Abstract

Alpha-1-acid glycoprotein is an acute-phase protein with a high affinity for amide local anesthetics. Compared to adults, neonates have lower concentrations of this glycoprotein in plasma, and are therefore at higher risk of developing local anesthetic toxicity. Alpha-1-acid glycoprotein concentrations rise in adults after surgery as a response to stress as well as in inflammatory conditions. Previous studies have shown that concentrations of alpha-1-acid-glycoprotein in neonates vary postpartum, influenced by gestational age and mode of delivery. This study aims to determine the concentrations of alpha-1-acid glycoprotein pre- and postoperatively in neonates undergoing major surgery. This information is important for determining safe and effective dosage of local anesthetic in this vulnerable group of patients. In this prospective observational study, 25 neonates (median 3 days of age) undergoing major surgery were included. Blood sampling was performed preoperatively and at four occasions postoperatively. Alpha-1-acid-glycoprotein plasma concentrations were analyzed using an immunoturbidimetric assay. Mann-Whitney U test, Kruskal-Wallis and Spearman ranking correlation test were used for the statistical analysis.
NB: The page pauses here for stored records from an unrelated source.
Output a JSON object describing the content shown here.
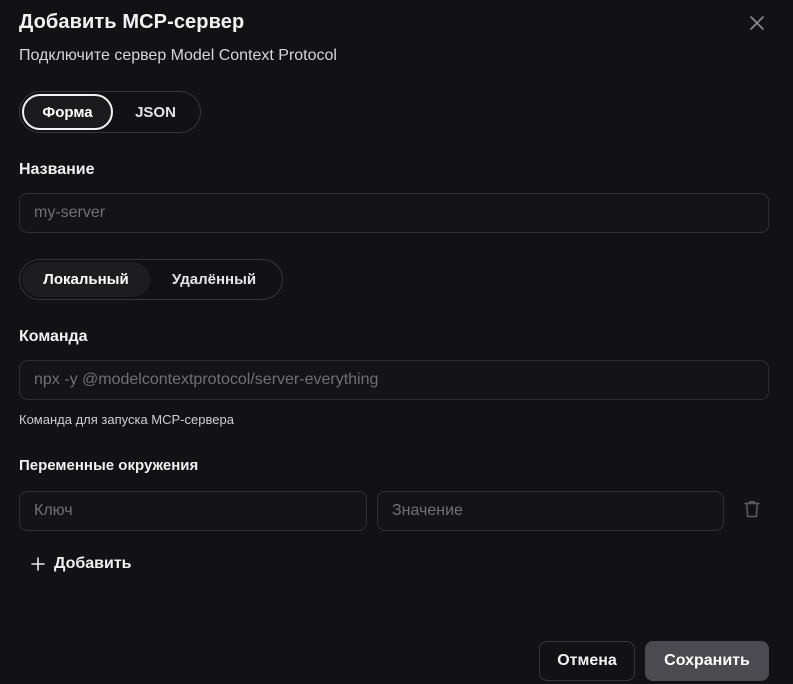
{
  "dialog": {
    "title": "Добавить MCP-сервер",
    "subtitle": "Подключите сервер Model Context Protocol",
    "close_icon": "close-icon"
  },
  "mode_tabs": {
    "form": "Форма",
    "json": "JSON",
    "selected": "Форма"
  },
  "name_field": {
    "label": "Название",
    "placeholder": "my-server",
    "value": ""
  },
  "server_type": {
    "local": "Локальный",
    "remote": "Удалённый",
    "selected": "Локальный"
  },
  "command_field": {
    "label": "Команда",
    "placeholder": "npx -y @modelcontextprotocol/server-everything",
    "value": "",
    "hint": "Команда для запуска MCP-сервера"
  },
  "env": {
    "label": "Переменные окружения",
    "key_placeholder": "Ключ",
    "value_placeholder": "Значение",
    "delete_icon": "trash-icon",
    "add_label": "Добавить",
    "add_icon": "plus-icon"
  },
  "footer": {
    "cancel_label": "Отмена",
    "save_label": "Сохранить"
  },
  "colors": {
    "background": "#121214",
    "border": "#2e2e33",
    "save_button": "#4a4a50"
  }
}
Higher plasma concentrations of alpha-1-acid-glycoprotein were found 48 h postoperatively compared to preoperatively [median (inter-quartile range) 0.815 g L-1 (0.663-0.983 g L-1 ) vs. 0.300 g L-1 (0.205-0.480 g L-1 p < 0.001)], respectively. It was not possible to detect any influence of sex, postnatal age, gestational age, or delivery mode on alpha-1-acid-glycoprotein concentrations in our data. Alpha-1-acid-glycoprotein concentrations increase in neonates as a response to surgery regardless of gestational age, sex, or mode of delivery.